Cool Mango Bobcat
Medium
A critical vulnerability exists in the ReputationMarket contract's market creation mechanism where all new markets are initialized with exactly 1 trust and 1 distrust vote, regardless of their configuration tier. This creates a severe price manipulation opportunity, particularly in higher-tier markets designed for stability.
The vulnerability stems from the hardcoding of initial votes in _createMarket():
markets[profileId].votes[TRUST] = 1;
markets[profileId].votes[DISTRUST] = 1;The impact is that it enables direct value extraction from other users through price manipulation, permanently corrupts market price discovery mechanisms, and is easily exploitable with significant profit potential.
The attack exploits the mismatch between the LMSR pricing mechanism's expectations of liquidity and the actual initial state of the market. When a premium market is created with a liquidity parameter of 100000 but only 1 initial vote on each side, the price impact of initial trades becomes severely magnified.
An attacker can exploit this by creating a premium market and immediately purchasing a large number of trust votes when the market is in its artificial low-liquidity state.

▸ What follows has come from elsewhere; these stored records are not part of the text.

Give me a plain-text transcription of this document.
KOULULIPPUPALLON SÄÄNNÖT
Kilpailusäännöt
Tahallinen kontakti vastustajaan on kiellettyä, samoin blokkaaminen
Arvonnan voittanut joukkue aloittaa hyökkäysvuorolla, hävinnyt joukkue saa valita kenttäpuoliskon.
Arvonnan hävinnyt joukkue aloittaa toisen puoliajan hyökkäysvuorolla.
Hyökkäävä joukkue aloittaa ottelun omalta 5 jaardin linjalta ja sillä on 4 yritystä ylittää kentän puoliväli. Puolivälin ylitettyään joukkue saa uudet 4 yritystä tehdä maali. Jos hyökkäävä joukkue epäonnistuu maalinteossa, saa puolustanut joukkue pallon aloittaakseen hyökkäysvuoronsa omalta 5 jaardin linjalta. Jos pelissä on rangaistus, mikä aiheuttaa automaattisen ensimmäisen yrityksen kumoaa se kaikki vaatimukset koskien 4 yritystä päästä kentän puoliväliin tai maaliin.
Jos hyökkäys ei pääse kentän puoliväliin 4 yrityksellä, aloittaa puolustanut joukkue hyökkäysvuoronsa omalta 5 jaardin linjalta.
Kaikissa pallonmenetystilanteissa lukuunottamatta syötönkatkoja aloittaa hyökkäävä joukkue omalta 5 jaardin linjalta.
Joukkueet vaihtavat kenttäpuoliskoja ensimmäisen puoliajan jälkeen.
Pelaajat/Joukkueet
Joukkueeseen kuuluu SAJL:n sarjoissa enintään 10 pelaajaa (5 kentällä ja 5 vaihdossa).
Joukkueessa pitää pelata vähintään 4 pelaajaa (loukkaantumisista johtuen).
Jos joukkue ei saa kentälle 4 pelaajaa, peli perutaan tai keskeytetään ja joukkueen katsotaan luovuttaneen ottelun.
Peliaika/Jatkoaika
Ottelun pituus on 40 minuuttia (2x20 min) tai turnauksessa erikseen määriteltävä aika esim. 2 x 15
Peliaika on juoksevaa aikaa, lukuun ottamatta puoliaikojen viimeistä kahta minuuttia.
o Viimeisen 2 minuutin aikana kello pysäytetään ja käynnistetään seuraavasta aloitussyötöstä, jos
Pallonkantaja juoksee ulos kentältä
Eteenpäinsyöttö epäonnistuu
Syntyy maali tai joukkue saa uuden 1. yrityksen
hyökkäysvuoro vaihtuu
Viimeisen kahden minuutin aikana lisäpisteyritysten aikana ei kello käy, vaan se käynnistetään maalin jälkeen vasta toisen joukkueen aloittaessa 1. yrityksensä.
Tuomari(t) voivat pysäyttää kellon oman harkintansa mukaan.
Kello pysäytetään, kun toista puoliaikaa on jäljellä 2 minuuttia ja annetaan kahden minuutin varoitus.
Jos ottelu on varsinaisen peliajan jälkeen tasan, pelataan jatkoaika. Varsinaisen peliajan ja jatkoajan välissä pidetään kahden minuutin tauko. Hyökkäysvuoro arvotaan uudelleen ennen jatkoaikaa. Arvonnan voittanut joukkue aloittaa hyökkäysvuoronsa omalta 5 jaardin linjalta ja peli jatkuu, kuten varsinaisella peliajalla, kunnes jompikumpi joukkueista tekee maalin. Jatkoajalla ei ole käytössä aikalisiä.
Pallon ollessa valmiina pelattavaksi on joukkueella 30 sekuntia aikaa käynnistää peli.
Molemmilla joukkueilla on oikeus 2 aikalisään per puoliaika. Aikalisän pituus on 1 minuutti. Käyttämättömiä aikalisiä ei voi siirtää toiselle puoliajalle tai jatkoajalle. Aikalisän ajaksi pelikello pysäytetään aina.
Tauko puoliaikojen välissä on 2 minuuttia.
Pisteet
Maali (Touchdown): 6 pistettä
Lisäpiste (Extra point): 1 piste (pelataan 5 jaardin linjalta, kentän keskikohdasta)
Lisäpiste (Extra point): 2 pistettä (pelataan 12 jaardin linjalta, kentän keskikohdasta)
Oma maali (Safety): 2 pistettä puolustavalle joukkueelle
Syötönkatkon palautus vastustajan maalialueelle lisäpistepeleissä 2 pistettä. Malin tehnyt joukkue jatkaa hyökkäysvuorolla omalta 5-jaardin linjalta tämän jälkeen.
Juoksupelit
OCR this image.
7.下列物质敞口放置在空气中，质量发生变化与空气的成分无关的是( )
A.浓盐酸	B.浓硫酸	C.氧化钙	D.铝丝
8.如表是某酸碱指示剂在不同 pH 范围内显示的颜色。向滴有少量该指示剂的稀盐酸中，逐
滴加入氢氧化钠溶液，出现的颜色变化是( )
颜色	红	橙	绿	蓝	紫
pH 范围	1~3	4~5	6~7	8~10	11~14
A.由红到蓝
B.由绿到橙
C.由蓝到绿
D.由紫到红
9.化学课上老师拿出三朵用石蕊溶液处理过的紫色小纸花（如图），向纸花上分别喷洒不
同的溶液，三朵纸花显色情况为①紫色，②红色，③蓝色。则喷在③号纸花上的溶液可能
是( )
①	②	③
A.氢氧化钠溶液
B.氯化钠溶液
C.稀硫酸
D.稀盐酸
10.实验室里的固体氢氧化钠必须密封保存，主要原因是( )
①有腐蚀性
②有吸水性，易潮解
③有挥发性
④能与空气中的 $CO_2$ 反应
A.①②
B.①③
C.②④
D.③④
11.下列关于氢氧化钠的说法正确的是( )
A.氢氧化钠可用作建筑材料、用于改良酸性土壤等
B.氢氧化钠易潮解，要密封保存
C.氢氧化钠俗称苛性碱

The LMSR formula, operating on the 1:1 initial ratio, will produce extreme price movements from this first large purchase. This manipulation establishes a new, artificially inflated price baseline that subsequent users must trade against.
The market's intended price stability mechanisms become ineffective because the fundamental relationship between the liquidity parameter and vote counts has been corrupted from inception. The high liquidity parameter of premium markets, paradoxically, makes them more vulnerable as the gap between intended and actual initial liquidity is larger.
The attack's profitability derives from the difference between the artificially low initial purchase price and the manipulated prices that subsequent users face. The attacker's cost basis (market creation fee plus initial vote purchase) is significantly lower than the manipulated market prices, creating a profitable exit opportunity through gradually selling votes to later participants.
The vulnerability can be addressed by ensuring market initialization properly reflects the intended stability characteristics of each market tier. This requires modifying the MarketConfig structure to include initial vote counts:
struct MarketConfig {
uint256 liquidity;
uint256 basePrice;
uint256 creationCost;
uint256 initialVotes; // Add initial vote parameter
}The market initialization logic should then use these configuration-specific initial votes rather than hardcoded values:
function _createMarket(uint256 profileId, address recipient, uint256 marketConfigIndex) private {
MarketConfig memory config = marketConfigs[marketConfigIndex];
markets[profileId].votes[TRUST] = config.initialVotes;
markets[profileId].votes[DISTRUST] = config.initialVotes;
}The relationship between liquidity parameters and initial votes should be enforced through a minimum ratio requirement, ensuring that higher-tier markets maintain their intended price stability characteristics from inception. This prevents the exploitation of artificial low-liquidity states while preserving the market's ability to reflect genuine changes in sentiment.